Does CA have a shelf life?  The stuff I have is about a year or so old and just doesn't seem to stick real good.  I seem to remember that most CA would glue my fingers together instantly, whereas this stuff doesn't.

So, would a different bottle of CA and sawdust be a good filling material for cracks?  If so, how long do you let it dry before turning or sanding again?  Should I use accellerant?  (I have some on order) And what about cracks that show up in a pen due to drying after it is assembled?

Thanks for your help.

Jeff


----------



## Gary (Mar 3, 2005)

CA definately has a shelf life, and it sounds like yours is beyond the useable.  I buy it in small bottles, label it with the purchase date, and toss it if it isn't used in 6 months.

For filling the cracks in burl eyes, try applying CA and sanding while it's still wet. It seems to work for me.

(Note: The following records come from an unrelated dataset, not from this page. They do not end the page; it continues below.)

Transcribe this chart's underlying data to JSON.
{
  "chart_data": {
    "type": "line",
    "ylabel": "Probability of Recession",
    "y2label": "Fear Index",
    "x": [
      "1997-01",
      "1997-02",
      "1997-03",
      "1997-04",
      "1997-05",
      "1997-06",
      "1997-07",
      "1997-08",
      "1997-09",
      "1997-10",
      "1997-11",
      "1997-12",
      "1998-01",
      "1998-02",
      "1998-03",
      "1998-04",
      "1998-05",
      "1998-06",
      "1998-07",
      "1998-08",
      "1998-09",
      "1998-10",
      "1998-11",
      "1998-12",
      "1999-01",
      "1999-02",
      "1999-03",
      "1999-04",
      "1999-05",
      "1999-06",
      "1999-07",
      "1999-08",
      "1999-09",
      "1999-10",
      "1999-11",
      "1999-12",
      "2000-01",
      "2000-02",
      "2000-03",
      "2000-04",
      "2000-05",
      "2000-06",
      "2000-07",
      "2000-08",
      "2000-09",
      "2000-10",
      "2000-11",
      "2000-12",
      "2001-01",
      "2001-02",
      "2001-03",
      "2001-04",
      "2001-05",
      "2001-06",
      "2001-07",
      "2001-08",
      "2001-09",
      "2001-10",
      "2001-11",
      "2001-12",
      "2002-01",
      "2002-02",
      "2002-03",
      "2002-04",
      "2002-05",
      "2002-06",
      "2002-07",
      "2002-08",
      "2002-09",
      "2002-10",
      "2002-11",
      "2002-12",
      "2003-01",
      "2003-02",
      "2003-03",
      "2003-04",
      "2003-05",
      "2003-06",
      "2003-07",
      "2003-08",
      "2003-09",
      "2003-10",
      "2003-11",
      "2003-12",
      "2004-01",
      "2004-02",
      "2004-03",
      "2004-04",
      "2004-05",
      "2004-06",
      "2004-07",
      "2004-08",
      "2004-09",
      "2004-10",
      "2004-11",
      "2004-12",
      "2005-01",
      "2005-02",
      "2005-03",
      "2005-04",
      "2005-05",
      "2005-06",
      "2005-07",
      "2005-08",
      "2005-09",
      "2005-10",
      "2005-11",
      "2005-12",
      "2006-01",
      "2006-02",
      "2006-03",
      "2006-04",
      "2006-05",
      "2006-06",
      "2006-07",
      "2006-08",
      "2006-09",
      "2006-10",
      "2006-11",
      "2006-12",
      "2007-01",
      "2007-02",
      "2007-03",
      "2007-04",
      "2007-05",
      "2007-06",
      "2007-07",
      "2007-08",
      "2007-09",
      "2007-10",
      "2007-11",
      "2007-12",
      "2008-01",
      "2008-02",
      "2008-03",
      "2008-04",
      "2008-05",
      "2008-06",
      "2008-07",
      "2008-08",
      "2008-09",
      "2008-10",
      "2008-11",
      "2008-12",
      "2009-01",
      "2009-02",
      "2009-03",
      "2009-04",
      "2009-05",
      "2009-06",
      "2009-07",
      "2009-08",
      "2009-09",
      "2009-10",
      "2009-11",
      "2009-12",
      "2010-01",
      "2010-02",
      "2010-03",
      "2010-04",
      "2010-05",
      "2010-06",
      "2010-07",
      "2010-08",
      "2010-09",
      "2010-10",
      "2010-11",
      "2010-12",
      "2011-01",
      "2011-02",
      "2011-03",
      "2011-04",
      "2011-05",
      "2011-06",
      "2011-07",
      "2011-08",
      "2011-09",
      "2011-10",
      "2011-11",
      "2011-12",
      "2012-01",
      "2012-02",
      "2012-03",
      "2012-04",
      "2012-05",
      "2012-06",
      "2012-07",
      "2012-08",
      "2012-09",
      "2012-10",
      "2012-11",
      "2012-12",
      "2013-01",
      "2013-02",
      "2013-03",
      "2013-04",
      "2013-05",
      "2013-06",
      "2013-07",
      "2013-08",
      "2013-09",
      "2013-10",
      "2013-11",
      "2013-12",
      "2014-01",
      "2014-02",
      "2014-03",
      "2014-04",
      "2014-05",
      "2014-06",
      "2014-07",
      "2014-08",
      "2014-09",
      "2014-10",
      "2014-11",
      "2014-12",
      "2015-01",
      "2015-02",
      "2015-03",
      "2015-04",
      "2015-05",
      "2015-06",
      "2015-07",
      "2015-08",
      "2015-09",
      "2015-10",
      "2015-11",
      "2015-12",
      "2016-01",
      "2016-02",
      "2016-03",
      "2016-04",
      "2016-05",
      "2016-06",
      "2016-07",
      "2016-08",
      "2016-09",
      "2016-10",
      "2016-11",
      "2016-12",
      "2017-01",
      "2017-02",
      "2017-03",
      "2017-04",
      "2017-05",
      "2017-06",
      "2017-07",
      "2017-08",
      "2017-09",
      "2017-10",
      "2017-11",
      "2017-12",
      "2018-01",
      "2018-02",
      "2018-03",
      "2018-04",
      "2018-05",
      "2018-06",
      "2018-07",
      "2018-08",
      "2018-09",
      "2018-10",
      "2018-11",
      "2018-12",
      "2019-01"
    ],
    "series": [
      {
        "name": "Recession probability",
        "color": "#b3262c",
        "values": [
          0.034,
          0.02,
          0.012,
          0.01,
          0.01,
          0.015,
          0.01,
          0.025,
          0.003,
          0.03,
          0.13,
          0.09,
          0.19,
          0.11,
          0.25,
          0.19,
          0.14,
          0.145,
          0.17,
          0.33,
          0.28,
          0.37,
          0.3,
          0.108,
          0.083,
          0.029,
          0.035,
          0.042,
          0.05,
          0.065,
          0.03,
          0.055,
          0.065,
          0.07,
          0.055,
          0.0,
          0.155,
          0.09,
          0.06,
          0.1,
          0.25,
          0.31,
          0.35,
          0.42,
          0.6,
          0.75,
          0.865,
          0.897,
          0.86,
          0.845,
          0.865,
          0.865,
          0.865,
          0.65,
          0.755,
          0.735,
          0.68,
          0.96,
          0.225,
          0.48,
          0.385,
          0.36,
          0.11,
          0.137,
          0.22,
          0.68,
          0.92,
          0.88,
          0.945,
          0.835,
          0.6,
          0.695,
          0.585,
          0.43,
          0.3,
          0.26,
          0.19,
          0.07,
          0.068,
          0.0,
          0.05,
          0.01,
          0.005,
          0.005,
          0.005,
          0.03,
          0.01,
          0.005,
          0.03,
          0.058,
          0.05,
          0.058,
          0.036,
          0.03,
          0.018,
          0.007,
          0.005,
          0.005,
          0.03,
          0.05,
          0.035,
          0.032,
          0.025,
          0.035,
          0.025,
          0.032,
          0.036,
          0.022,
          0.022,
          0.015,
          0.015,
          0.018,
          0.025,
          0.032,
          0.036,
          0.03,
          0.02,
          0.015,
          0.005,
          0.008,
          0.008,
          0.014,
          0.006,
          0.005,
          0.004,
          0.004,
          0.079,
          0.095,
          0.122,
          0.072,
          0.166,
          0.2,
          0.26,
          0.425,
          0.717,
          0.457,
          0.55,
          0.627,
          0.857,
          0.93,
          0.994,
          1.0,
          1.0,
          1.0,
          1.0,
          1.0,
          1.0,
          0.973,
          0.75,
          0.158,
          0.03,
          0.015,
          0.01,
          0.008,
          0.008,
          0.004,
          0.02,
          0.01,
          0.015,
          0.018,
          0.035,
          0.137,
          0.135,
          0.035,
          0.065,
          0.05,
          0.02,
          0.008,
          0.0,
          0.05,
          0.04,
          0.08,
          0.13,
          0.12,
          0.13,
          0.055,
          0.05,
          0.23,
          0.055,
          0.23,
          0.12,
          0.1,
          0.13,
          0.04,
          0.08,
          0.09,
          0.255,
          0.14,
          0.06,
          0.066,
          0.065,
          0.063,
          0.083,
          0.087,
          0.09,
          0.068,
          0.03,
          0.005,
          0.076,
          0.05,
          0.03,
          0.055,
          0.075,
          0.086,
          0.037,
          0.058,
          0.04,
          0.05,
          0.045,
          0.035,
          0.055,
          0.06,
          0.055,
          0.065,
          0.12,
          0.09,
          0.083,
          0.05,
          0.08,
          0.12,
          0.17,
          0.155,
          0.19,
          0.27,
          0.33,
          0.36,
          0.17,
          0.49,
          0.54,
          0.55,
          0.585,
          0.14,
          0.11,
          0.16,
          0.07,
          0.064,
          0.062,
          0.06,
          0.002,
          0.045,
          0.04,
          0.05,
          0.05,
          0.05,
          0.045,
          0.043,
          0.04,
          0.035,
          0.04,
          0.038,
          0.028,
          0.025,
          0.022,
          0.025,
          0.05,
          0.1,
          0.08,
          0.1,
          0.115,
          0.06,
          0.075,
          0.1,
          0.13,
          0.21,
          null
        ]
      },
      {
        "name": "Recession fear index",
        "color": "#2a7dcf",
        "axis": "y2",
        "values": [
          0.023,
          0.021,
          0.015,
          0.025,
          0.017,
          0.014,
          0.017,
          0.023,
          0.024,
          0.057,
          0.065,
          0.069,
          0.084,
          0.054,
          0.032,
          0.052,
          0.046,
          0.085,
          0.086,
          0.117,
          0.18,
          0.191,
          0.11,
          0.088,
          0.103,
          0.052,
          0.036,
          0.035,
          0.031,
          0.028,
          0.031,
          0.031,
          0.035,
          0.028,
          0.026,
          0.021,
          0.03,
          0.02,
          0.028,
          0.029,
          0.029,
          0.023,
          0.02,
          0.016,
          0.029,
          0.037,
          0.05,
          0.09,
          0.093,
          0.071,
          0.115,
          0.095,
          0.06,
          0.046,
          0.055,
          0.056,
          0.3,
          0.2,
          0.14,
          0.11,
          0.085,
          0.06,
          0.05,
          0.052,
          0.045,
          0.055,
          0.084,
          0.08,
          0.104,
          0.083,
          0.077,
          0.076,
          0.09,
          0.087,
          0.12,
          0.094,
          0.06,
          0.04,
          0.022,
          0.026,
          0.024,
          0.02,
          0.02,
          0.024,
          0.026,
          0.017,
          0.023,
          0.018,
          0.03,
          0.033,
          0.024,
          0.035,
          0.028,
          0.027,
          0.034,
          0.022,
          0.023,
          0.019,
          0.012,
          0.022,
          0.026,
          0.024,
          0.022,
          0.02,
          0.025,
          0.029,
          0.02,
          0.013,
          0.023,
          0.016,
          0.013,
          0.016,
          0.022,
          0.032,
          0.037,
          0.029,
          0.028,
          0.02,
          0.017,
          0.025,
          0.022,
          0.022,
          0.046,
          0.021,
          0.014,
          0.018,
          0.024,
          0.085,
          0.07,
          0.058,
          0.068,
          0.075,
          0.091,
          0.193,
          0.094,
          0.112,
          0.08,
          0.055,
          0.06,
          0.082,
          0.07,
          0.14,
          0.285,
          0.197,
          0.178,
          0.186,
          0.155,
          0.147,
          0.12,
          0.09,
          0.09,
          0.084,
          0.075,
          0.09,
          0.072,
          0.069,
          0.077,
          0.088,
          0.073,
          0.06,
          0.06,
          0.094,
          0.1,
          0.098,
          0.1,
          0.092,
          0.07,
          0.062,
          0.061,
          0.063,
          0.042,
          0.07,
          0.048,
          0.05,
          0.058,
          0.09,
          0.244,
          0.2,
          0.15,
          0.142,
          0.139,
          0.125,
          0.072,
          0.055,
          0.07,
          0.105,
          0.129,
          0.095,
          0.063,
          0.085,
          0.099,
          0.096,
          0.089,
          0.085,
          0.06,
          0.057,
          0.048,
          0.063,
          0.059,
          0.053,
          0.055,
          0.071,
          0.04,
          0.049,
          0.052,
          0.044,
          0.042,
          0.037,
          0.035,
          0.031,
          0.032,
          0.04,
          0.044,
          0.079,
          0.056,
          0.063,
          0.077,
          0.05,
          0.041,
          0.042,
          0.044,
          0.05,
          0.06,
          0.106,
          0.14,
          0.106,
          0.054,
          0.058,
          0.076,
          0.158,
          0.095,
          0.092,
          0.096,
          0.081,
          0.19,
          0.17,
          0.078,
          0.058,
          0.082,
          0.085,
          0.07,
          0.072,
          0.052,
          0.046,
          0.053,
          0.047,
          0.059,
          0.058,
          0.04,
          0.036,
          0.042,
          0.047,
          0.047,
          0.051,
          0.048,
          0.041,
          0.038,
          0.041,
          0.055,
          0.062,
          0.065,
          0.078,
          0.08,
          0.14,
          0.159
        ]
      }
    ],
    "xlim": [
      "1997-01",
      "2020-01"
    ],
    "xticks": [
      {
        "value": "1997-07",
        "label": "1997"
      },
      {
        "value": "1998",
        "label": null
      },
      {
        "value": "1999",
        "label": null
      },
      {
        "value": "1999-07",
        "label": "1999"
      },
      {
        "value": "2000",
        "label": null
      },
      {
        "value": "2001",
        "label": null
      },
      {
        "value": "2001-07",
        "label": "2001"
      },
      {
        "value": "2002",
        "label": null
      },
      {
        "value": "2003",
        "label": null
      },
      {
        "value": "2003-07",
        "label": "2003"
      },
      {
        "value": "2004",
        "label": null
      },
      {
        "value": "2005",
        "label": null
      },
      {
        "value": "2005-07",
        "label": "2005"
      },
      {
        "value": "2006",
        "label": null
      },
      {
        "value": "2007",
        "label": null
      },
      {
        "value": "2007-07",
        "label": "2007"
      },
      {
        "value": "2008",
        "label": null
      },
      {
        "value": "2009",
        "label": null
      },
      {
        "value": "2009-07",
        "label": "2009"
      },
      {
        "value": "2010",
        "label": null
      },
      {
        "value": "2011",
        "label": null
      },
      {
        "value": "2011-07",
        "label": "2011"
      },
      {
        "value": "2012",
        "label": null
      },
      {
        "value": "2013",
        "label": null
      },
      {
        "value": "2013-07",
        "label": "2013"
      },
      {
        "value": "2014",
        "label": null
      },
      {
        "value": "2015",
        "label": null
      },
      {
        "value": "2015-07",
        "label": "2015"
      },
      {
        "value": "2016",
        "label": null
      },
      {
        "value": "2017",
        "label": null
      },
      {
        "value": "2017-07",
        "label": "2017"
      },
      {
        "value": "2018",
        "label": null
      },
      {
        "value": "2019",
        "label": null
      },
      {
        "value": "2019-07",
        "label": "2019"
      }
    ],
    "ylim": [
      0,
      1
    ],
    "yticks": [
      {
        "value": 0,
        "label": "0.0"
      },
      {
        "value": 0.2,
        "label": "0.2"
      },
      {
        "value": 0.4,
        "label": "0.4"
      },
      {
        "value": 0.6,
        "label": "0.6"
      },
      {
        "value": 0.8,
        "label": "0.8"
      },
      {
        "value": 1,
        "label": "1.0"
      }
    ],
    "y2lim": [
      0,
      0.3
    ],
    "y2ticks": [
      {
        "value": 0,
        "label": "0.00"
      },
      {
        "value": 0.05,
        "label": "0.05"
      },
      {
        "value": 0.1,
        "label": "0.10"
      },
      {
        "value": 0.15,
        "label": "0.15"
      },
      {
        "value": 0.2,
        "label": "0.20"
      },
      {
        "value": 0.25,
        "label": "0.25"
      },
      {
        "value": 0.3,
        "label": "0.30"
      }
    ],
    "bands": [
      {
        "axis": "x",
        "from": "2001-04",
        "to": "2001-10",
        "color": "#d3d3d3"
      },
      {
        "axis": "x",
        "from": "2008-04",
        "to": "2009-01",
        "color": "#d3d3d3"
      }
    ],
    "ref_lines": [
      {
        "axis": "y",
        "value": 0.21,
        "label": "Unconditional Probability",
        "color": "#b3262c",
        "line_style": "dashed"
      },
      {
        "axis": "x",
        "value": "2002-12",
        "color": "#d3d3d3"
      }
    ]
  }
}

Cracks after assembling...that's a different matter. I know of no way to correct that. Maybe someone else does.  Were your blanks dry before you turned them?


----------



## JimGo (Mar 3, 2005)

I had a blank that broke in half as I was turning it.  A few splinters were lost along the edges, but I was able to get it back together using CA and sawdust.  Actually came out smooth, too, although the color was off because I used a few different kinds of wood (I had turned three or four kinds that day).


----------



## low_48 (Mar 3, 2005)

When I have large cracks in burls to fill I like to use 5 minute epoxy. I use sawdust as a filler. Many times I use walnut dust and don't try to match the wood, but make it look like a bark inclusions. I also use black universal colors to get some really dark fill.

Rich


----------



## DCBluesman (Mar 3, 2005)

There are lots of ways to fill voids in burls...sawdust is just one.  It can be filled with crushed stone, coffee grounds, black CA...the choices are endless.  You can also fill these voids with glues other than CA.  Good choices include wood glues (make sure they are clear drying) and epoxy.


----------



## jdavis (Mar 4, 2005)

I agre with Lou. Well said Lou. We fill with CA and sawdust. We have alot of filling at times ( working with students).


----------



## Skordog (Mar 4, 2005)

Thanks for all the responses guys.  Nice to have confirmation on the CA.   I'll get some new stuff on the way home today.  Hopefully I'll have much better luck with some glue that works.  And good idea of putting a purchase date on the bottle.


----------



## ilikewood (Mar 4, 2005)

I agree with Lou. I use CA and fine sandings for small cracks or inclusions, and a 5 min epoxy with fine sandings or chips for large holes or pores.


----------



## Skordog (Mar 4, 2005)

Brought home some new CA from the local hobby store.  That's the stuff I remember.  Instant finger glue!  []

Seems to do a much better job of filling in with open grained wood.

Thanks again for confirming my suspicions that CA might have a shelf life.


----------



## Travlr7 (Mar 5, 2005)

I just got a very pretty piece of Cherry with some rot in it. Before cutting it into pen blanks, i filled the crack with coffee grounds followed by CA. It filled the void. I'll report on how it turned, later.

Bruce


----------